Excluding one-time restructuring-related items, the loss came in at $142 million, or 27 cents a share, in the quarter just ended.
Revenue rose to $2.9 billion, a gain of 2 percent from the fiscal first quarter, but the latest result was down about 30 percent from the same period a year earlier.
Analysts, on average, had expected RIM to report a loss of 46 cents a share, on revenues of $2.5 billion, according to Thomson Reuters I/B/E/S.
"You still have revenue declining 31 percent on a year-over-year basis but it's certainly not the train wreck that a lot of people feared," said BGC Partners analyst Colin Gillis. "They live to fight another day."
RIM also increased its cash to about $2.3 billion from $2.2 billion in the fiscal first quarter.
"In the last two quarters RIM has done a really good job on collecting on receivables," said Sterne Agee analyst Shaw Wu, but he cautioned that this was not sustainable over the long run and RIM would have to return to a profitable business model for it to thrive once again.
While RIM has warned that it faces another operating loss in its fiscal third quarter, it expects its cash position to remain stable unless it is hit by restructuring charges.

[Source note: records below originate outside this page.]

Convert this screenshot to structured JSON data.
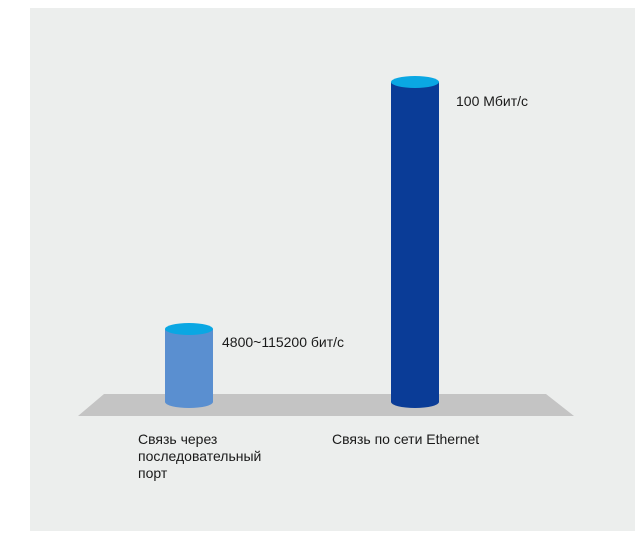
{
  "chart_data": {
    "type": "bar",
    "title": "",
    "xlabel": "",
    "ylabel": "",
    "categories": [
      "Связь через\nпоследовательный\nпорт",
      "Связь по сети Ethernet"
    ],
    "values": [
      0.1152,
      100
    ],
    "value_labels": [
      "4800~115200 бит/с",
      "100 Мбит/с"
    ],
    "unit": "Мбит/с",
    "colors": {
      "bar_serial_body": "#5a8fd0",
      "bar_serial_top": "#0aa7e3",
      "bar_ethernet_body": "#0a3c97",
      "bar_ethernet_top": "#0aa7e3",
      "floor": "#c4c4c4",
      "background": "#eceeed"
    }
  }
}
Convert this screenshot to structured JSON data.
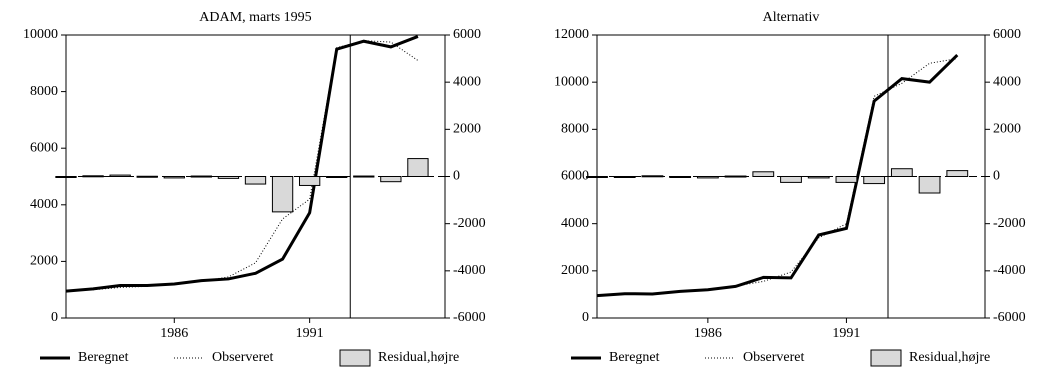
{
  "chart_data": [
    {
      "type": "line",
      "title": "ADAM, marts 1995",
      "x": [
        1982,
        1983,
        1984,
        1985,
        1986,
        1987,
        1988,
        1989,
        1990,
        1991,
        1992,
        1993,
        1994,
        1995
      ],
      "xlim": [
        1982,
        1996
      ],
      "xticks": [
        1986,
        1991
      ],
      "ylim": [
        0,
        10000
      ],
      "yticks": [
        0,
        2000,
        4000,
        6000,
        8000,
        10000
      ],
      "y2lim": [
        -6000,
        6000
      ],
      "y2ticks": [
        -6000,
        -4000,
        -2000,
        0,
        2000,
        4000,
        6000
      ],
      "vline": 1992.5,
      "series": [
        {
          "name": "Beregnet",
          "color": "#000000",
          "style": "solid",
          "values": [
            950,
            1030,
            1150,
            1150,
            1200,
            1320,
            1380,
            1580,
            2080,
            3720,
            9500,
            9780,
            9580,
            9950
          ]
        },
        {
          "name": "Observeret",
          "color": "#000000",
          "style": "dotted",
          "values": [
            950,
            1000,
            1080,
            1120,
            1220,
            1300,
            1450,
            1950,
            3500,
            4200,
            9550,
            9800,
            9750,
            9100
          ]
        },
        {
          "name": "Residual,højre",
          "color": "#d9d9d9",
          "style": "bar",
          "axis": "y2",
          "values": [
            0,
            30,
            60,
            10,
            -60,
            20,
            -80,
            -320,
            -1500,
            -380,
            0,
            20,
            -220,
            760
          ]
        }
      ]
    },
    {
      "type": "line",
      "title": "Alternativ",
      "x": [
        1982,
        1983,
        1984,
        1985,
        1986,
        1987,
        1988,
        1989,
        1990,
        1991,
        1992,
        1993,
        1994,
        1995
      ],
      "xlim": [
        1982,
        1996
      ],
      "xticks": [
        1986,
        1991
      ],
      "ylim": [
        0,
        12000
      ],
      "yticks": [
        0,
        2000,
        4000,
        6000,
        8000,
        10000,
        12000
      ],
      "y2lim": [
        -6000,
        6000
      ],
      "y2ticks": [
        -6000,
        -4000,
        -2000,
        0,
        2000,
        4000,
        6000
      ],
      "vline": 1992.5,
      "series": [
        {
          "name": "Beregnet",
          "color": "#000000",
          "style": "solid",
          "values": [
            950,
            1030,
            1020,
            1130,
            1200,
            1340,
            1720,
            1700,
            3520,
            3800,
            9200,
            10150,
            10000,
            11150
          ]
        },
        {
          "name": "Observeret",
          "color": "#000000",
          "style": "dotted",
          "values": [
            950,
            1000,
            1050,
            1100,
            1220,
            1350,
            1550,
            1950,
            3400,
            4000,
            9400,
            9950,
            10800,
            11000
          ]
        },
        {
          "name": "Residual,højre",
          "color": "#d9d9d9",
          "style": "bar",
          "axis": "y2",
          "values": [
            0,
            0,
            30,
            0,
            -60,
            20,
            200,
            -250,
            -60,
            -250,
            -300,
            330,
            -700,
            250
          ]
        }
      ]
    }
  ]
}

Wu believes that the company can achieve this by continuing to draw down on its receivables, which stood just shy of $2.2 billion as of Sept 1.
RIM's chief financial officer said the company had entered into a new secured credit facility of $500 million which expires in September 2013, and in the first half RIM realized some $350 million of the up to $1 billion in cost savings it hopes to achieve in fiscal 2013, which ends on March 2 of next year.
The company, which earlier this year said it would cut about 5,000 jobs to save money, said it has already laid off roughly 2,500 workers.
"It's still bad, but it's a much smaller disaster than expected," said Wu. "These stocks all trade on expectations. Expectations were really low, and they were able to beat that."
RIM's U.S.-listed shares surged 20 percent to $8.55 in trade after the closing bell on Thursday.